Types of problems were delineated in the form of dichotomies. These included knowledge rich vs. knowledge lean problems (based on how much knowledge is required to solve them), large problem space problems vs. small prob. space problems (depending on how large the potential search space is), insight vs. non-insight problems (depending on how suddenly the solution “appears”, mutilated checkerboard), and well-defined vs. ill-defined problems (depending on whether there is a recognizable and clearly defined “correct” answer or not). First artificial intelligence programs (LT (the logic theorist) followed by GPS (the general problem solver)). GPS incorporates means-ends-analysis, a heuristic technique based on attempting to move through a problem space from start to goal by picking move operators that will move you closer, testing for their applicability to the current situation (node), and adopting subgoals if there is no move that will take you to the goal in one step. Think about issues of artificial intelligence. Subgoaling is a powerful technique (heuristic). Be able to define algorithms and heuristics. Examples of heuristics: hill-climbing (can not do detour problems where you have to move away from goal in order to get to it), working backward working back from the goal (lily-pond example), fractionation (breaking problem into smaller pieces (subgoals) that are more solvable), practicing to automate move-making, incubation (leaving problem for a while and thinking about something else as a way of getting out of a rut you might be looked into--backing up in the problem space). We need heuristics because many problems have an impossibly large search space-cannot be solved by exhaustive search or trial and error.

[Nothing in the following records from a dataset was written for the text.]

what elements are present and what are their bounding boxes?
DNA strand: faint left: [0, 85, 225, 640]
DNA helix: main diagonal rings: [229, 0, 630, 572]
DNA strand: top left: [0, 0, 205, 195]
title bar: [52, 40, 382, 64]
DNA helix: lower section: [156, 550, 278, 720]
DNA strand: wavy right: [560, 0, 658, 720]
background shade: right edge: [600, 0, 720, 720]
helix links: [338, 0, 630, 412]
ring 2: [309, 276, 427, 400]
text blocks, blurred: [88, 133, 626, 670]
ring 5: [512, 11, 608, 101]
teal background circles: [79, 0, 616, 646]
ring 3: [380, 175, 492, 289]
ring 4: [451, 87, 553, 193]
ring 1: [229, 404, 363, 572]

Importance of representation for problem-solving. Good representations allow people to exhibit more effective, expert-like problem-solving earlier because they lighten the processing load, making moving/planning moves easier. Remember work with Tower of Hanoi and isomorphs (structurally similar problems) that showed large differences in difficulty depending on the representation of the problem. Expertise -- building up lots of chunks in long term memory and using good representations (chess). Practice again that makes the performance of tasks automatic and lessens the demands on attention/memory. (Think of the Stroop task here.) How does problem solving interact with our cognitive architecture?
Evidence for non-conscious problem solving. Also, expertise was discussed. Think about the ten year rule and work with chess masters.